With an awareness of this safety net, balancing on the tightrope is not so precarious. It becomes possible to pause, to reflect upon oneself, to change the ‘either/or’ scenario to one that’s framed by ‘both/and’. If you become unbalanced, knowing that the safety net is there can be sufficient to allow a moment’s extra consideration. For someone whose existence is reduced to the difference between ‘either’ and ‘or’, that moment may mean the difference between holding on and letting go. Some tightrope-walkers arrive at a peak of lonely isolation where they cannot visualise how the other end of the rope is secured and they cannot see a way back, either. They use phrases like ‘I’ve burned my bridges with them’, or ‘They won’t take me back’. At this perilously lonely point, the only alternative to the tightrope might appear to be letting themselves fall.

But we are not born alone. We are born in the presence of another human being, into a family, within a community. This is what Freud taught us in his essay, ’Civilisation and its Discontents’. Belonging, bonding, being connected to a group constructs a series of safety nets for us, from the moment of our birth.

Our lives are spent making connections and bonds with others. Some are enduring and some are fleeting; some are crucial to our survival and some are a passing fancy; some we struggle to remember and others we work very hard to forget. Each of these connections forms a knot; it ties us to a significant memory whether painful or pleasurable. Each of these knots registers our presence with that person, that experience, in that place, at that time.

Depression, anxiety, and stress attack these connections and bonds. The negative self-talk that characterises depressive reactions undermines our capacity and our motivation to engage successfully in a social context. When it is a daily battle just to get out of bed, to get dressed, to go to work, there is little energy left over for maintaining social contacts. Friends and family will persist beyond the point at which casual associates give up but eventually a new symptom emerges: social isolation. Our social interactions are essential contributors to our mental well-being. Being recognised, being desired, being named, being made to feel worthwhile by an other is to become part of civilisation, installed in what Lacan called the Symbolic Order.

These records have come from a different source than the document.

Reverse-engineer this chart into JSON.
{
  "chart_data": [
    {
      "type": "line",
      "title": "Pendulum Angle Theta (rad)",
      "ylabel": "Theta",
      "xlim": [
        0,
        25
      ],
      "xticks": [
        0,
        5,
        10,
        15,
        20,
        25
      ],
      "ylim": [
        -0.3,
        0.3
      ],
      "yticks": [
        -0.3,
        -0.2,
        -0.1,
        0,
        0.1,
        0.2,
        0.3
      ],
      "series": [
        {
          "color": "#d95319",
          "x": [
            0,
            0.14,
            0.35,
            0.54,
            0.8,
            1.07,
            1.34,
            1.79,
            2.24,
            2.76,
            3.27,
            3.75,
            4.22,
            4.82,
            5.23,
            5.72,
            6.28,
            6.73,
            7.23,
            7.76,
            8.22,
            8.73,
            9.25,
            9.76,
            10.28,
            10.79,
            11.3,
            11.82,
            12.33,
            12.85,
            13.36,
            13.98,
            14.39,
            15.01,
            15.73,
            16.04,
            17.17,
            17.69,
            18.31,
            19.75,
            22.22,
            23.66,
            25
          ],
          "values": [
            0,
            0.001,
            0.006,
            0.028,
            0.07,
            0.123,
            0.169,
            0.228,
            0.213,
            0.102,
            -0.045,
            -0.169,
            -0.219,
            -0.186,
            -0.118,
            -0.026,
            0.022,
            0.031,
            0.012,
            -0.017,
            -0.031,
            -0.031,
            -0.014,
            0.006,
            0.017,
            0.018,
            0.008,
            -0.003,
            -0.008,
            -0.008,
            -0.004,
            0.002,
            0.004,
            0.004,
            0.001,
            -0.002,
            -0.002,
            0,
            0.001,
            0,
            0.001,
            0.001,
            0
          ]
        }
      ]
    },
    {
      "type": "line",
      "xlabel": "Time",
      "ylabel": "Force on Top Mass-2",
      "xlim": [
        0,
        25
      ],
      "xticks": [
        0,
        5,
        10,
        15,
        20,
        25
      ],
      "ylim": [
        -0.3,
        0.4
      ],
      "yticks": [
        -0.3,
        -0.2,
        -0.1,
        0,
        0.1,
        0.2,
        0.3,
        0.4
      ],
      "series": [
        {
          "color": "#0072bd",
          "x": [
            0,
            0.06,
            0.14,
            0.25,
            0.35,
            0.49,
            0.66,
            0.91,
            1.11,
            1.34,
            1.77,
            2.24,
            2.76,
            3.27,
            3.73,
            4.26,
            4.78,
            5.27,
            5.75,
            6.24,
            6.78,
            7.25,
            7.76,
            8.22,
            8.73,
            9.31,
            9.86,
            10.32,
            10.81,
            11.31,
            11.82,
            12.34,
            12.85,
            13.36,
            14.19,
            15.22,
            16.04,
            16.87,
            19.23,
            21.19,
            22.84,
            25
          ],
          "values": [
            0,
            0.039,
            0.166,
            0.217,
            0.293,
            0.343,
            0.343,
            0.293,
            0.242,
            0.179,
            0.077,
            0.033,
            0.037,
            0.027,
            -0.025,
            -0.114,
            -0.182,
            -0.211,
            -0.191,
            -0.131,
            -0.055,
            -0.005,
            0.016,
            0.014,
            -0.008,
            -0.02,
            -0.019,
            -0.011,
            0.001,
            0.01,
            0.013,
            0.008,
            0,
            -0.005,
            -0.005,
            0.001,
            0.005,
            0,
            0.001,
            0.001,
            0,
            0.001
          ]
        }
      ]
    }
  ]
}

The safety net can take various forms, depending upon the individual’s relational matrix. Our family structures and our friendships construct safety nets held together by common memories and significant anniversaries, for instance.

Consider the client whose achievement each day is simply to get to work. When his or her world is reduced to that either/or of the tightrope position, a problem at work quickly becomes his or her sole responsibility. He blames himself, compounding the problem with his own self-criticism. The possibility of drawing on help from colleagues or delegating parts of the issue cannot even occur to someone balancing delicately alone on a tightrope. Yet, every corporate structure is a matrix of supportive colleagues and willing subordinates whose function it is to assist: a ‘safety net’.

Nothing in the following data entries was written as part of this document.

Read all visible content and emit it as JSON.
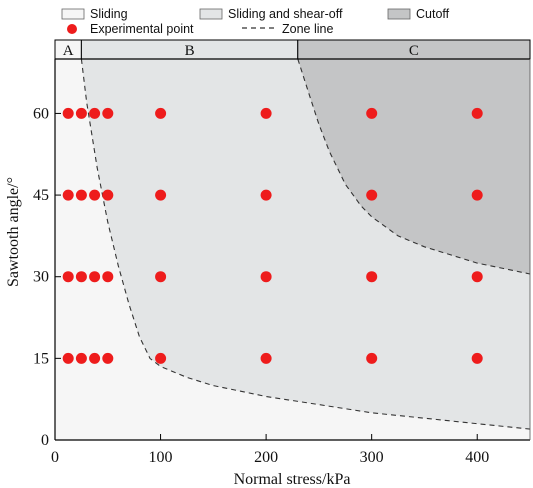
{
  "chart_data": {
    "type": "scatter",
    "xlabel": "Normal stress/kPa",
    "ylabel": "Sawtooth angle/°",
    "xlim": [
      0,
      450
    ],
    "ylim": [
      0,
      70
    ],
    "x_ticks": [
      0,
      100,
      200,
      300,
      400
    ],
    "y_ticks": [
      0,
      15,
      30,
      45,
      60
    ],
    "legend": {
      "placement": "top",
      "items": [
        {
          "label": "Sliding",
          "kind": "patch",
          "color": "#f6f6f6"
        },
        {
          "label": "Sliding and shear-off",
          "kind": "patch",
          "color": "#e3e5e6"
        },
        {
          "label": "Cutoff",
          "kind": "patch",
          "color": "#c4c5c6"
        },
        {
          "label": "Experimental point",
          "kind": "marker",
          "color": "#ee1c1c"
        },
        {
          "label": "Zone line",
          "kind": "dashed-line",
          "color": "#333333"
        }
      ]
    },
    "zones": [
      {
        "label": "A",
        "x_range": [
          0,
          25
        ],
        "color": "#f6f6f6"
      },
      {
        "label": "B",
        "x_range": [
          25,
          230
        ],
        "color": "#e3e5e6"
      },
      {
        "label": "C",
        "x_range": [
          230,
          450
        ],
        "color": "#c4c5c6"
      }
    ],
    "zone_lines": [
      {
        "name": "A-B boundary",
        "points": [
          [
            25,
            70
          ],
          [
            30,
            62
          ],
          [
            40,
            50
          ],
          [
            50,
            40
          ],
          [
            60,
            32
          ],
          [
            70,
            25
          ],
          [
            80,
            19
          ],
          [
            90,
            15
          ],
          [
            100,
            13.5
          ],
          [
            125,
            11.5
          ],
          [
            150,
            10
          ],
          [
            175,
            9
          ],
          [
            200,
            8
          ],
          [
            250,
            6.5
          ],
          [
            300,
            5
          ],
          [
            350,
            4
          ],
          [
            400,
            3
          ],
          [
            450,
            2
          ]
        ]
      },
      {
        "name": "B-C boundary",
        "points": [
          [
            230,
            70
          ],
          [
            240,
            64
          ],
          [
            250,
            58
          ],
          [
            260,
            53
          ],
          [
            275,
            47
          ],
          [
            290,
            43
          ],
          [
            300,
            41
          ],
          [
            325,
            37.5
          ],
          [
            350,
            35.5
          ],
          [
            375,
            34
          ],
          [
            400,
            32.5
          ],
          [
            425,
            31.5
          ],
          [
            450,
            30.5
          ]
        ]
      }
    ],
    "series": [
      {
        "name": "Experimental point",
        "color": "#ee1c1c",
        "points": [
          [
            12.5,
            15
          ],
          [
            25,
            15
          ],
          [
            37.5,
            15
          ],
          [
            50,
            15
          ],
          [
            100,
            15
          ],
          [
            200,
            15
          ],
          [
            300,
            15
          ],
          [
            400,
            15
          ],
          [
            12.5,
            30
          ],
          [
            25,
            30
          ],
          [
            37.5,
            30
          ],
          [
            50,
            30
          ],
          [
            100,
            30
          ],
          [
            200,
            30
          ],
          [
            300,
            30
          ],
          [
            400,
            30
          ],
          [
            12.5,
            45
          ],
          [
            25,
            45
          ],
          [
            37.5,
            45
          ],
          [
            50,
            45
          ],
          [
            100,
            45
          ],
          [
            200,
            45
          ],
          [
            300,
            45
          ],
          [
            400,
            45
          ],
          [
            12.5,
            60
          ],
          [
            25,
            60
          ],
          [
            37.5,
            60
          ],
          [
            50,
            60
          ],
          [
            100,
            60
          ],
          [
            200,
            60
          ],
          [
            300,
            60
          ],
          [
            400,
            60
          ]
        ]
      }
    ]
  }
}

For a teacher confronted by a difficult student there is the Year Head, the Guidance Counsellor, the Principal, the Home School Liaison Officer… At the end of each loop of the net is a securely-tied knot which in turn is linked to others. This matrix allows that teacher to ‘relax, reflect and respond’ to the situation from within a consistent network where different response strategies may co-exist harmoniously to construct a new safety net for the student as well as the teacher.

Depression is a stark reality. It is bleak and it is overwhelming and it is isolating. Hopelessness, guilt and self-loathing are heavy burdens to carry alone. It is a disorder that challenges the loving attachments that give our lives meaning. When depression preoccupies your mind, it takes practice to recognise and then to have confidence in your safety nets. The first meeting with a therapist may be an attempt to secure a tightrope. But over time, being held in the therapeutic relationship facilitates the recognition and building of new connections to others, leading to the construction of a series of safety nets, each broader and more dependable than the last.